I think I might find a small problem of this function. Please can you let me know if I am right on this.
When align_corners=False
, this line maps normalized coordinate in [-1,1] to [-0.5, size
- 0.5]. Then, it is possible to have coordinates larger than size-1
after this mapping. Let’s say we have a coordinate mapped to (x, y) with x > size-1
. Then the bilinear interpolation for (x, y) will use x0 = floor(x), x1 = x0+1, y0 = floor(y), y1 = y0 + 1, as shown here. Since x > size-1
, we actually have x0 = size-1
and x1=size
. As a result, although we have four points (x0, y0), (x1, y0), (x0, y1), (x1, y1) for interpolation, (x1, y0) and (x1, y1) will not be involved in calculation as indicated by codes here and here.

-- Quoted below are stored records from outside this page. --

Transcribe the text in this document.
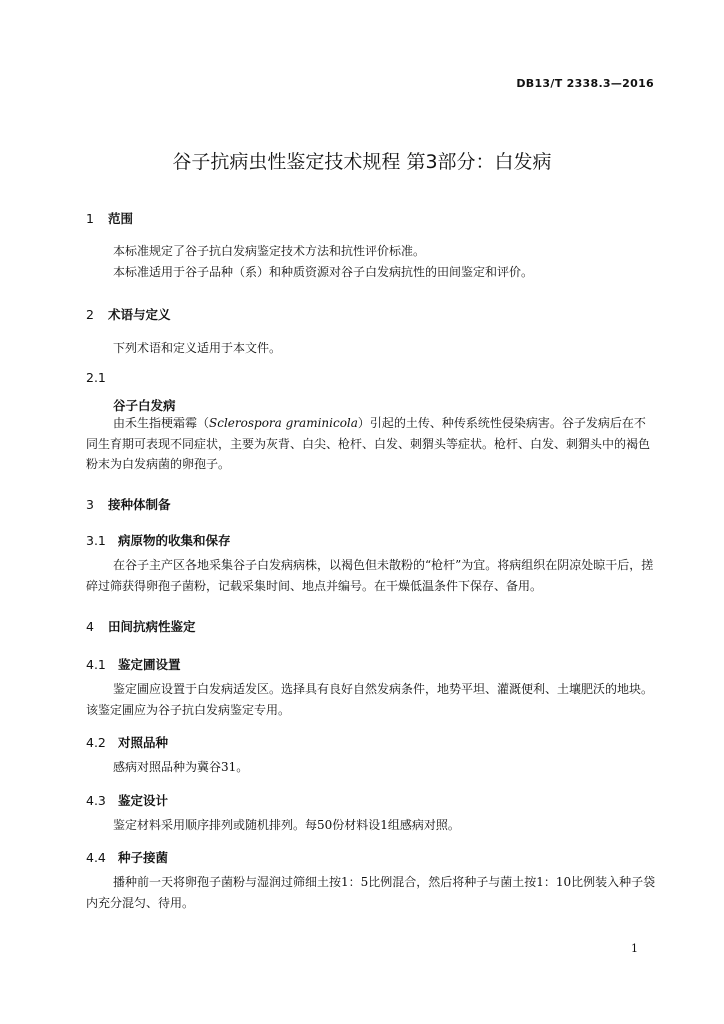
DB13/T 2338.3—2016
谷子抗病虫性鉴定技术规程 第3部分：白发病
1 范围
本标准规定了谷子抗白发病鉴定技术方法和抗性评价标准。
本标准适用于谷子品种（系）和种质资源对谷子白发病抗性的田间鉴定和评价。
2 术语与定义
下列术语和定义适用于本文件。
2.1
谷子白发病
由禾生指梗霜霉（Sclerospora graminicola）引起的土传、种传系统性侵染病害。谷子发病后在不同生育期可表现不同症状，主要为灰背、白尖、枪杆、白发、刺猬头等症状。枪杆、白发、刺猬头中的褐色粉末为白发病菌的卵孢子。
3 接种体制备
3.1 病原物的收集和保存
在谷子主产区各地采集谷子白发病病株，以褐色但未散粉的“枪杆”为宜。将病组织在阴凉处晾干后，搓碎过筛获得卵孢子菌粉，记载采集时间、地点并编号。在干燥低温条件下保存、备用。
4 田间抗病性鉴定
4.1 鉴定圃设置
鉴定圃应设置于白发病适发区。选择具有良好自然发病条件，地势平坦、灌溉便利、土壤肥沃的地块。该鉴定圃应为谷子抗白发病鉴定专用。
4.2 对照品种
感病对照品种为冀谷31。
4.3 鉴定设计
鉴定材料采用顺序排列或随机排列。每50份材料设1组感病对照。
4.4 种子接菌
播种前一天将卵孢子菌粉与湿润过筛细土按1：5比例混合，然后将种子与菌土按1：10比例装入种子袋内充分混匀、待用。
1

Now, the result of bilinear interpolation becomes a weighted sum of features at (x0, y0) and (x0, y1), with their original bilinear interpolation weights. As we only have two points, the weights do not sum to 1. This contradicts a little bit to the idea of bilinear interpolation where the sum of weights for features at all coordinates is 1 (i.e. some kind of average despite of varying weights).
Is my understanding for the code correct? Could this be a problem for marginal cases? Thank you for your help!